Asia-Pacific governments declare decade of action to achieve universal civil registration

Ministers commit to ‘Getting every one in the picture’

Asia-Pacific countries embarked on an ambitious agenda today to accelerate and focus efforts to improve civil registration and vital statistics (CRVS) systems at a Ministerial Conference convened by the United Nations Economic and Social Commission for Asia and the Pacific (ESCAP).

The Ministerial Conference on Civil Registration and Vital Statistics (CRVS) in Asia and the Pacific adopted a Ministerial Declaration to ‘Get every one in the picture’ and proclaimed the ‘Asian and Pacific CRVS Decade’ for 2015-2024. To implement the declaration, governments endorsed a regional action framework of goals and nationally-set time-bound targets for civil registration coverage, issuance of legal documentation and production of vital statistics by 2024.

“The declaration we have forged today affirms our shared vision that, by 2024, we will: achieve universal registration of all key life events; provide all people with legal proof of identity; and use these registration records to produce and openly share accurate, complete and timely vital statistics,” said Dr. Shamshad Akhtar, United Nations Under-Secretary-General and ESCAP Executive Secretary, speaking at the closing ceremony.

“Our job now, is to work together in partnership and solidarity. To realize the dreams of millions of people in our region who want a legal identity and seek a better future.”

Currently 36 countries in the Asia-Pacific region do not possess universal and responsive civil registration and vital statistics systems that meet relevant international standards. 135 million children under the age of 5 have not had their birth registered. Without birth registration, a child's access to education, health care and social security may be hampered. Without proper recording of causes of death, governments are unable to respond to the health service needs of the public. Today, governments took a giant leap to address these issues forging high-level political commitment for the improvement of CRVS systems in the region.
The Ministerial declaration outlines the commitment of governments to achieve a shared vision that, by 2024, all people in Asia and the Pacific will benefit from universal and responsive CRVS systems that facilitate the realization of their rights and support good governance, health and development.

“The right to be recognized as a person before the law is an inalienable human right. Civil registration captures the events that mark the cycle of life and is an indispensable source of information to formulate effective policies and promote good governance,” said Ms. Nobuko Horibe, Regional Director for Asia and the Pacific, UNFPA in her closing remarks on behalf of co-organisers.

“As development partners, we stand committed to support the national efforts needed to ensure that universal and responsive civil registration and vital statistics systems are in place in all countries in the region by 2024."

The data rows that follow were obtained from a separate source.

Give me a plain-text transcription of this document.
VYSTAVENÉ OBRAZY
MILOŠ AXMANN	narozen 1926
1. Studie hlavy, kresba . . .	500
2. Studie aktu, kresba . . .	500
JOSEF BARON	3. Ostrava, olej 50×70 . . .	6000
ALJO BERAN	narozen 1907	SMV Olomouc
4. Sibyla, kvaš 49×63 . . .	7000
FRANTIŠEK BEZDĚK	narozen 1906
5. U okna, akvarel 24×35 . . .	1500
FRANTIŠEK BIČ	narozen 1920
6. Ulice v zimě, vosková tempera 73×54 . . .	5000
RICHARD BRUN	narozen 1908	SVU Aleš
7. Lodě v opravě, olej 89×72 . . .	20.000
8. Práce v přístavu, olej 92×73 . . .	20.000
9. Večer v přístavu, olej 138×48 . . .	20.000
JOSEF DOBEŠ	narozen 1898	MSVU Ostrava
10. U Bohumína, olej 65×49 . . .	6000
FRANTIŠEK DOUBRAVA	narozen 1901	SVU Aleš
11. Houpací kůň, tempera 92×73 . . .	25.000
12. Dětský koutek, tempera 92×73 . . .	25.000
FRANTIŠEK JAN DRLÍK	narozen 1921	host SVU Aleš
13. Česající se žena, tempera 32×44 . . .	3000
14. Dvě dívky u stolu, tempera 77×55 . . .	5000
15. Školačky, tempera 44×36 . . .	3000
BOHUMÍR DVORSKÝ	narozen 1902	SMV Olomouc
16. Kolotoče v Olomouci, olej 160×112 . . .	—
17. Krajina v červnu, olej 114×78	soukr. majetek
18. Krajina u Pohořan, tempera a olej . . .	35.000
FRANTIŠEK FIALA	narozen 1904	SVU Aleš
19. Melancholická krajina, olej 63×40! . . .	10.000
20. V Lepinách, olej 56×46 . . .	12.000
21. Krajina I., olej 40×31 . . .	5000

The regional action framework aims to accelerate and focus the combined efforts of governments and development partners to improve CRVS in Asia and the Pacific and contains key principles, regional goals and national targets, action areas and implementation steps. This also includes a governance mechanism for its implementation and the long-term architecture for civil registration and vital statistics in Asia and the Pacific.

Youth voices featured prominently at the conference, with youth participants presenting a Youth Call to Action to complement the Ministerial Declaration and the Regional Action Framework which will inform youth work on CRVS in the future.

“It is the first time that youth voices and opinions about CRVS have been brought to a Ministerial Conference,” said Nigel Chapman, Plan International CEO. “We want them to be heard and we want them to be part of producing changes on CRVS in Asia and the Pacific to ensure everyone gets in the picture by 2024.”

The Conference was co-organized by ESCAP, UNICEF, UNDP, UNHCR, UNFPA, WHO, ADB and Plan International, in collaboration with the Partnership for Maternal, Newborn and Child Health, the World Bank Group, the Asia Pacific Observatory on Health Systems and Policies, the Partnership for Statistics Development in the 21st Century (PARIS21), the Secretariat of the Pacific Community and World Vision.